Tanpa belas kasihan Tuhan memusnahkan segala ladang Yakub. Dalam amarah-Nya Ia menghancurkan benteng-benteng puteri Yehuda. Ia mencampakkan ke bumi, dan mencemarkan kerajaan serta pemimpin-pemimpinnya. Maka duduklah para tua-tua puteri Sion tertegun di tanah. Mereka menabur abu di atas kepala, dan mengenakan kain kabung. Dara-dara Yerusalem menundukkan kepalanya ke tanah. Mataku kusam dengan air mata, hatiku remuk redam. Hancur luluh hatiku karena reruntuhan puteri bangsaku, sebab kanak-kanak dan bayi jatuh pingsan di lapangan-lapangan kita. Mereka bertanya kepada ibunya, “Mana roti dan anggur?” Di lapangan-lapangan kota mereka jatuh pingsan seperti orang yang gugur ketika menghembuskan napas di pangkuan ibunya. Apa yang dapat kunyatakan kepadamu? Dengan apa aku dapat menyamakan dikau, ya puteri Yerusalem? Dengan apa aku dapat membandingkan engkau untuk dihibur, ya dara Sion? Karena luas bagaikan lautlah reruntuhanmu. Siapa yang akan memulihkan dikau? Nabi-nabimu melihat penglihatan yang dusta dan hampa bagimu. Mereka tidak menyatakan kesalahanmu guna memulihkan dikau kembali. Mereka mengeluarkan bagimu ramalan-ramalan yang dusta dan menyesatkan. Berteriaklah dengan nyaring kepada Tuhan, hai puteri Sion! Cucurkanlah air mata bagaikan sungai siang dan malam. Janganlah kauberi dirimu istirahat. Janganlah matamu tenang! Bangunlah, mengeranglah, pada malam hari, pada permulaan giliran jaga malam. Curahkanlah isi hatimu bagaikan air di hadapan Tuhan. Angkatlah tanganmu kepada-Nya demi hidup anak-anakmu, yang jatuh pingsan di ujung-ujung jalan karena lapar!
Demikianlah sabda Tuhan
U. Syukur kepada Allah.
Mazmur Tanggapan
Ref. Ya Tuhan, janganlah Kaulupakan terus-menerus umat-Mu yang tertindas.

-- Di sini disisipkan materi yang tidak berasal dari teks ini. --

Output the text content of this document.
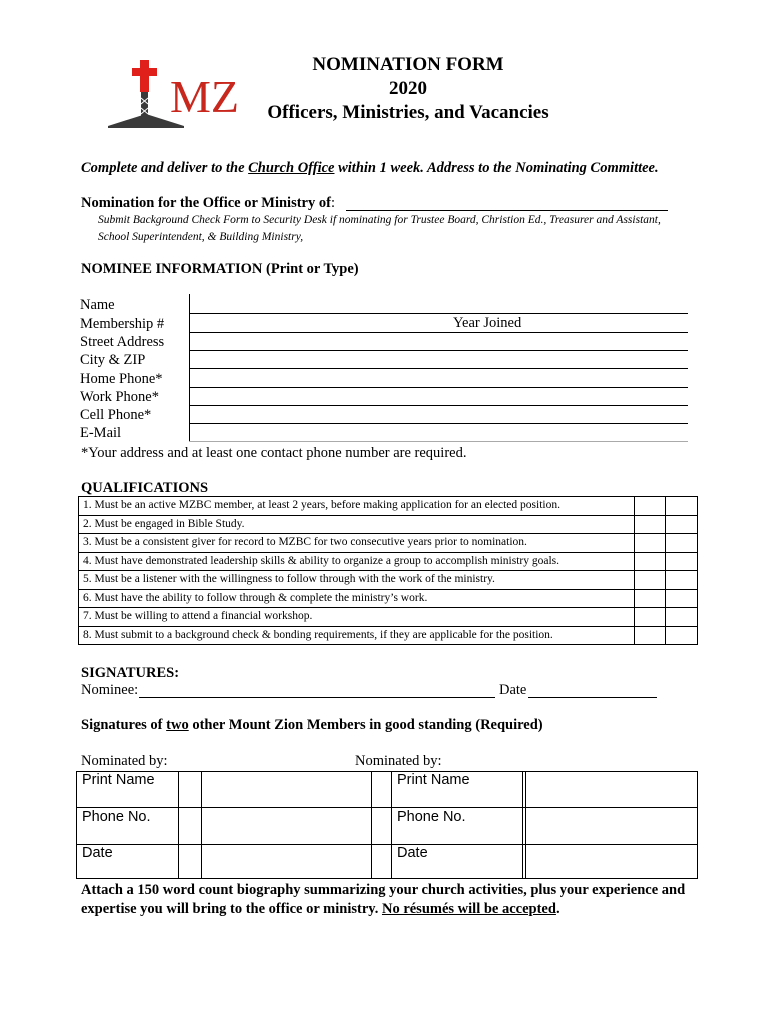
MZ
NOMINATION FORM
2020
Officers, Ministries, and Vacancies
Complete and deliver to the Church Office within 1 week. Address to the Nominating Committee.
Nomination for the Office or Ministry of:
Submit Background Check Form to Security Desk if nominating for Trustee Board, Christion Ed., Treasurer and Assistant, School Superintendent, & Building Ministry,
NOMINEE INFORMATION (Print or Type)
Name
Membership #	Year Joined
Street Address
City & ZIP
Home Phone*
Work Phone*
Cell Phone*
E-Mail
*Your address and at least one contact phone number are required.
QUALIFICATIONS
1. Must be an active MZBC member, at least 2 years, before making application for an elected position.		
2. Must be engaged in Bible Study.		
3. Must be a consistent giver for record to MZBC for two consecutive years prior to nomination.		
4. Must have demonstrated leadership skills & ability to organize a group to accomplish ministry goals.		
5. Must be a listener with the willingness to follow through with the work of the ministry.		
6. Must have the ability to follow through & complete the ministry’s work.		
7. Must be willing to attend a financial workshop.		
8. Must submit to a background check & bonding requirements, if they are applicable for the position.		
SIGNATURES:
Nominee:	Date
Signatures of two other Mount Zion Members in good standing (Required)
Nominated by:	Nominated by:
Print Name
Phone No.
Date
Print Name
Phone No.
Date
Attach a 150 word count biography summarizing your church activities, plus your experience and expertise you will bring to the office or ministry. No résumés will be accepted.
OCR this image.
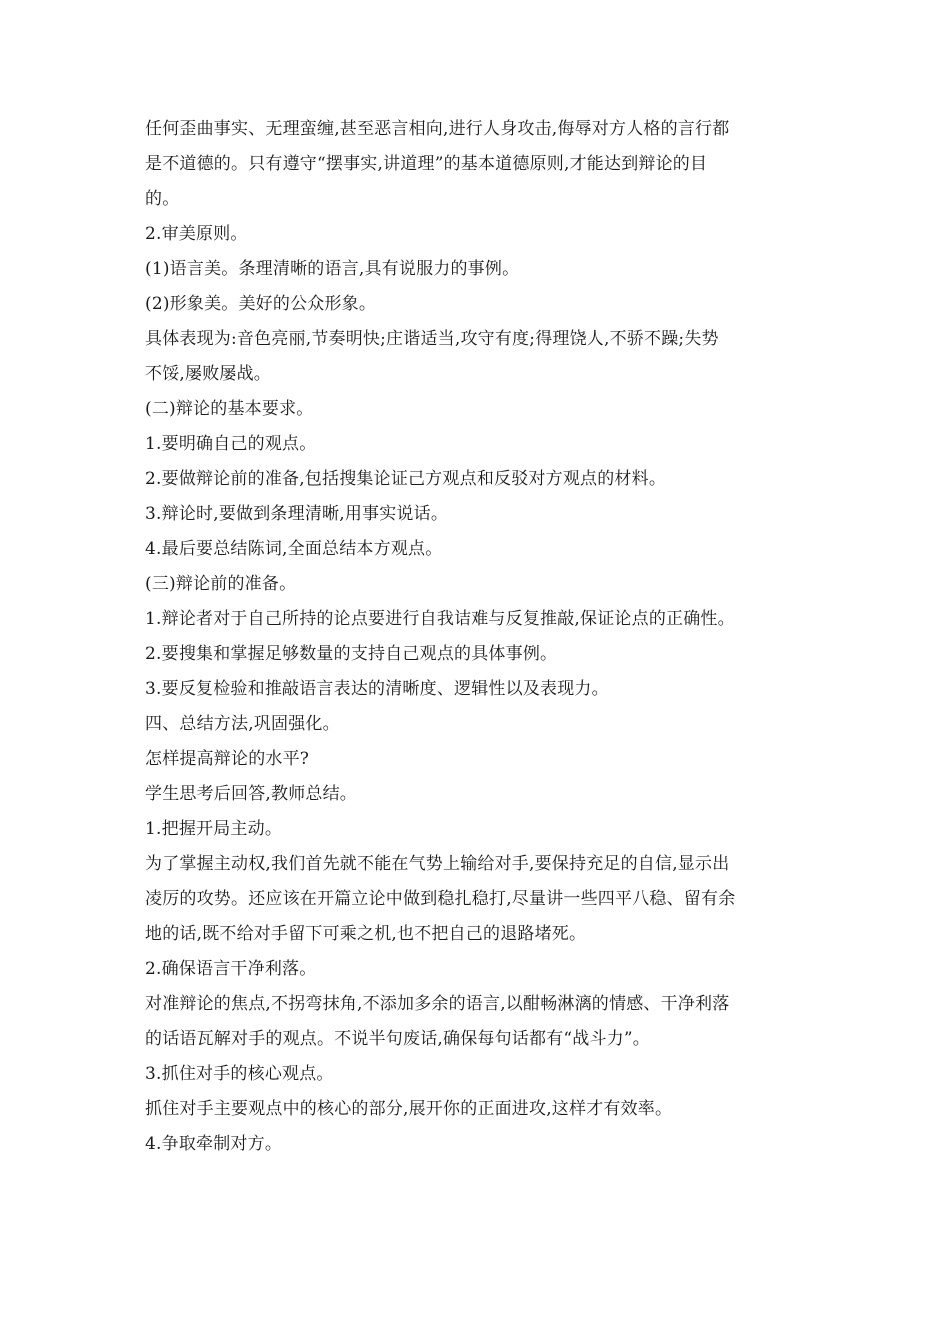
任何歪曲事实、无理蛮缠,甚至恶言相向,进行人身攻击,侮辱对方人格的言行都
是不道德的。只有遵守“摆事实,讲道理”的基本道德原则,才能达到辩论的目
的。
2.审美原则。
(1)语言美。条理清晰的语言,具有说服力的事例。
(2)形象美。美好的公众形象。
具体表现为:音色亮丽,节奏明快;庄谐适当,攻守有度;得理饶人,不骄不躁;失势
不馁,屡败屡战。
(二)辩论的基本要求。
1.要明确自己的观点。
2.要做辩论前的准备,包括搜集论证己方观点和反驳对方观点的材料。
3.辩论时,要做到条理清晰,用事实说话。
4.最后要总结陈词,全面总结本方观点。
(三)辩论前的准备。
1.辩论者对于自己所持的论点要进行自我诘难与反复推敲,保证论点的正确性。
2.要搜集和掌握足够数量的支持自己观点的具体事例。
3.要反复检验和推敲语言表达的清晰度、逻辑性以及表现力。
四、总结方法,巩固强化。
怎样提高辩论的水平?
学生思考后回答,教师总结。
1.把握开局主动。
为了掌握主动权,我们首先就不能在气势上输给对手,要保持充足的自信,显示出
凌厉的攻势。还应该在开篇立论中做到稳扎稳打,尽量讲一些四平八稳、留有余
地的话,既不给对手留下可乘之机,也不把自己的退路堵死。
2.确保语言干净利落。
对准辩论的焦点,不拐弯抹角,不添加多余的语言,以酣畅淋漓的情感、干净利落
的话语瓦解对手的观点。不说半句废话,确保每句话都有“战斗力”。
3.抓住对手的核心观点。
抓住对手主要观点中的核心的部分,展开你的正面进攻,这样才有效率。
4.争取牵制对方。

Ayat. (Mzm 74:1-2.3-5a.5b-7.20-21; Ul:19b)
1. Mengapa, ya Allah, Kaubuang kami untuk seterusnya? Mengapa menyala murka-Mu terhadap kambing domba gembalaan-Mu? Ingatlah akan umat-Mu yang telah Kauperoleh pada zaman purbakala, yang Kautebus menjadi bangsa milik-Mu sendiri! Ingatlah akan gunung Sion yang Engkau diami.
2. Ringankanlah langkah-Mu ke tempat yang rusak terus-menerus; segala-galanya telah dimusnahkan musuh di tempat kudus. Lawan-lawanmu mengaum di tempat pertemuan-Mu dan telah mendirikan panji-panji mereka sebagai tanda. Mereka kelihatan seperti orang mengayunkan kepalan tinggi-tinggi.

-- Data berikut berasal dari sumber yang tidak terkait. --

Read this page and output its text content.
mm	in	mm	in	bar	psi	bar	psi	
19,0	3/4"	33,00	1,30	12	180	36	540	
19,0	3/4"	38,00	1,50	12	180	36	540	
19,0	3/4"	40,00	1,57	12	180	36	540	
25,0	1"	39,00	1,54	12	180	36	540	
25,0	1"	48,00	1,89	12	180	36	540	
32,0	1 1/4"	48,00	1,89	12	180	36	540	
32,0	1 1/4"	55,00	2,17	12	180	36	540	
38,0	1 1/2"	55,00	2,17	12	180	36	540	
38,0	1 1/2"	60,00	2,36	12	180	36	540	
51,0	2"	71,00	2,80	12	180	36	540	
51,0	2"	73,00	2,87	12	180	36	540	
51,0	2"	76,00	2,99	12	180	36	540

3. Mereka siap menebas kayu-kayuan yang lebat; dan sekarang ukir-ukirannya seluruhnya dipalu mereka dengan kapak dan beliung; mereka menyulut tempat kudus-Mu dengan api, mereka menajiskan tempat kediaman nama-Mu sampai pada tanah.
4. Pandanglah kepada perjanjian, sebab tempat-tempat gelap di bumi penuh kekerasan. Janganlah biarkan orang yang terinjak-injak kembali dengan kena noda. Biarlah orang sengsara dan orang miskin memuji-muji nama-Mu.
Bait Pengantar Injil
Ref. Alleluya, alleluya
Ayat. (Mat 8:17)
Yesus memikul kelemahan kita dan menanggung penyakit kita.
Tuhan Yesus berkuasa menyembuhkan dan melenyapkan segala sakit-penyakit. Dia bisa "menjamah" dari jauh maupun mendekat dan memegang tangan kita. Hal yang diminta Tuhan dari kita ialah iman yang penuh kepada-Nya.
Inilah Injil Yesus Kristus menurut Matius (8:5-17)
"Banyak orang akan datang dari timur dan barat, dan duduk makan bersama Abraham, Ishak, dan Yakub."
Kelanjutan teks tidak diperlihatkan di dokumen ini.